Uma solução seria desenvolver um motor E100 de alta eficiência, mas isso esbarra na questão do risco de desabastecimento de etanol, na falta de confiança do consumidor e o fato de ser uma opção local, que hoje só poderia ser utilizada no Brasil, perdendo a força da globalização tecnológica. Esse projeto começou a ser desenvolvido há cerca de três anos pela FCA, hoje Grupo Stellantis, mas foi engavetado pelos motivos apontados acima.
Também é obrigatório colocar a eletrificação no horizonte, até porque sem ela dificilmente os fabricantes de veículos vão conseguir acompanhar a evolução da legislação de emissões, que mesmo no Brasil promete limites cada vez mais apertados até o fim desta década. As emissões medidas pelo Proconve L8, a partir de 2025, serão corporativas – a média formada por todos os veículos vendidos por cada fabricante –, assim é provável que algumas montadoras passem a vender mais carros elétricos no País para reduzir a média da empresa.
Nesse sentido, a combinação de motores flex de alta eficiência com elétricos em powertrain híbrido parece ser uma solução apropriada – como já faz a Toyota por aqui desde 2019 e deverão fazer também Volkswagen e Stellantis nos próximos anos.
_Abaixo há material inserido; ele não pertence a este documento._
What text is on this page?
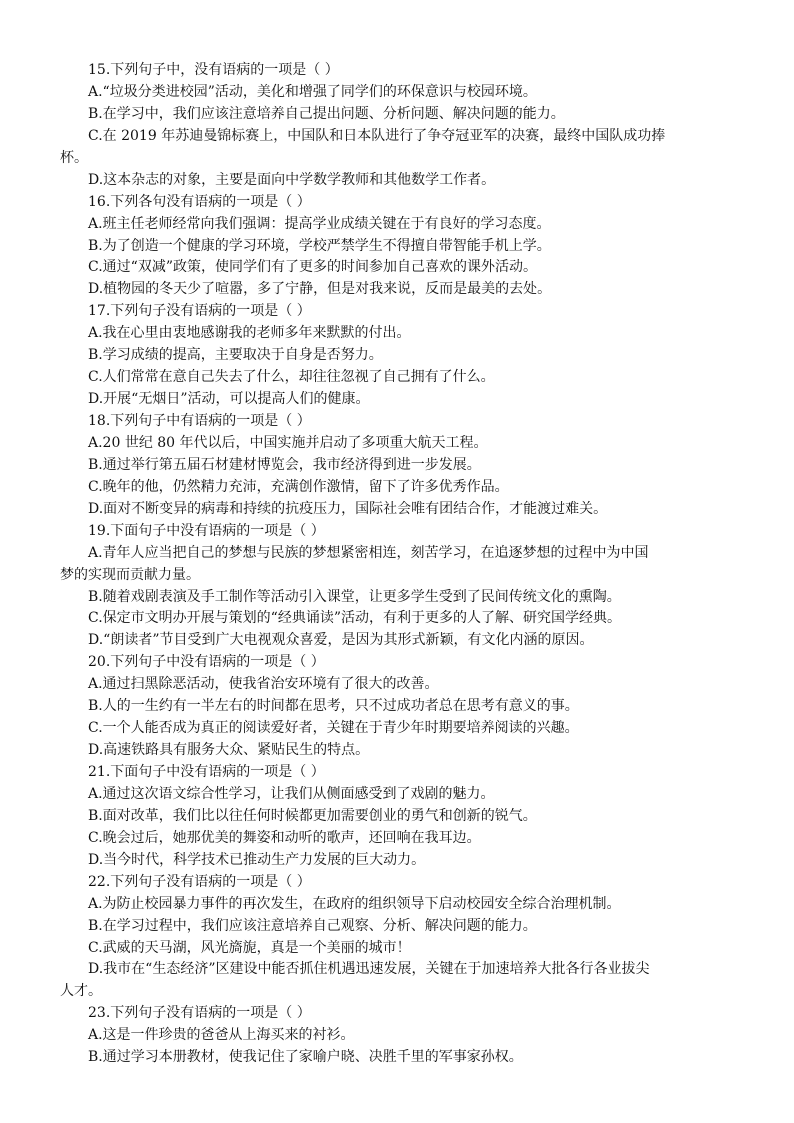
15.下列句子中，没有语病的一项是（ ）
A.“垃圾分类进校园”活动，美化和增强了同学们的环保意识与校园环境。
B.在学习中，我们应该注意培养自己提出问题、分析问题、解决问题的能力。
C.在 2019 年苏迪曼锦标赛上，中国队和日本队进行了争夺冠亚军的决赛，最终中国队成功捧
杯。
D.这本杂志的对象，主要是面向中学数学教师和其他数学工作者。
16.下列各句没有语病的一项是（ ）
A.班主任老师经常向我们强调：提高学业成绩关键在于有良好的学习态度。
B.为了创造一个健康的学习环境，学校严禁学生不得擅自带智能手机上学。
C.通过“双减”政策，使同学们有了更多的时间参加自己喜欢的课外活动。
D.植物园的冬天少了喧嚣，多了宁静，但是对我来说，反而是最美的去处。
17.下列句子没有语病的一项是（ ）
A.我在心里由衷地感谢我的老师多年来默默的付出。
B.学习成绩的提高，主要取决于自身是否努力。
C.人们常常在意自己失去了什么，却往往忽视了自己拥有了什么。
D.开展“无烟日”活动，可以提高人们的健康。
18.下列句子中有语病的一项是（ ）
A.20 世纪 80 年代以后，中国实施并启动了多项重大航天工程。
B.通过举行第五届石材建材博览会，我市经济得到进一步发展。
C.晚年的他，仍然精力充沛，充满创作激情，留下了许多优秀作品。
D.面对不断变异的病毒和持续的抗疫压力，国际社会唯有团结合作，才能渡过难关。
19.下面句子中没有语病的一项是（ ）
A.青年人应当把自己的梦想与民族的梦想紧密相连，刻苦学习，在追逐梦想的过程中为中国
梦的实现而贡献力量。
B.随着戏剧表演及手工制作等活动引入课堂，让更多学生受到了民间传统文化的熏陶。
C.保定市文明办开展与策划的“经典诵读”活动，有利于更多的人了解、研究国学经典。
D.“朗读者”节目受到广大电视观众喜爱，是因为其形式新颖，有文化内涵的原因。
20.下列句子中没有语病的一项是（ ）
A.通过扫黑除恶活动，使我省治安环境有了很大的改善。
B.人的一生约有一半左右的时间都在思考，只不过成功者总在思考有意义的事。
C.一个人能否成为真正的阅读爱好者，关键在于青少年时期要培养阅读的兴趣。
D.高速铁路具有服务大众、紧贴民生的特点。
21.下面句子中没有语病的一项是（ ）
A.通过这次语文综合性学习，让我们从侧面感受到了戏剧的魅力。
B.面对改革，我们比以往任何时候都更加需要创业的勇气和创新的锐气。
C.晚会过后，她那优美的舞姿和动听的歌声，还回响在我耳边。
D.当今时代，科学技术已推动生产力发展的巨大动力。
22.下列句子没有语病的一项是（ ）
A.为防止校园暴力事件的再次发生，在政府的组织领导下启动校园安全综合治理机制。
B.在学习过程中，我们应该注意培养自己观察、分析、解决问题的能力。
C.武威的天马湖，风光旖旎，真是一个美丽的城市！
D.我市在“生态经济”区建设中能否抓住机遇迅速发展，关键在于加速培养大批各行各业拔尖
人才。
23.下列句子没有语病的一项是（ ）
A.这是一件珍贵的爸爸从上海买来的衬衫。
B.通过学习本册教材，使我记住了家喻户晓、决胜千里的军事家孙权。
Contudo, novamente se esbarra na questão da possibilidade de usar etanol ou gasolina, reduzindo o benefício ambiental se a opção for pelo combustível fóssil.
Um campo de pesquisa que tornaria o Brasil protagonista na descarbonização da matriz energética veicular é no uso de hidrogênio para geração de energia elétrica por meio de células de combustível, uma espécie de gerador eletroquímico que só emite vapor d’água e pode ser incorporado a um carro elétrico ou ser usado como recarregador estacionário para baterias. O etanol é o segundo combustível mais fácil de se extrair hidrogênio por meio de um reator químico – o primeiro é o metanol, que é venenoso –, com emissões muito baixas de CO2, menores que um motor a combustão a etanol, e que são integralmente reabsorvidos pelas plantações de cana.
Já existem iniciativas em andamento para usar o etanol em veículos elétricos com células de combustível. A Nissan realizou testes com um protótipo no Brasil em 2016 e 2017 e agora se prepara para uma segunda etapa este ano em parceria com o parceria com o Instituto de Pesquisas Energéticas e Nucleares (Ipen). A vantagem é ter um veículo elétrico de baixa emissão compensável, sem dependência de recarregadores e com autonomia parecida de um motor a combustão. Seria perfeito se a tecnologia não fosse tão cara e por isso ainda inviável comercialmente.
Há mais de 20 anos pesquisadores e fabricantes trabalham para viabilizar as células de hidrogênio na propulsão automotiva, até agora sem sucesso. É desconhecido quanto tempo mais será necessário para tornar essa tecnologia comercialmente viável, por isso muitos fabricantes colocaram essa ideia de lado, considerando mais rápida e barata a eletrificação pura via baterias de lítio. Mas as pesquisas devem continuar e poderão trazer uma virada tecnológica se os custos forem equacionados. Para encaixar o etanol com maior êxito na tendência global de eletrificação, esse tipo de pesquisa deveria ser incentivada com urgência no País.
Se o Brasil insistir em apostar no futuro motor a combustão – mesmo que seja flex e muito eficiente –, corre o risco de tornar-se o guardião de uma tecnologia obsoleta no mundo desenvolvido, permanecendo atrás na evolução tecnológica da indústria automotiva.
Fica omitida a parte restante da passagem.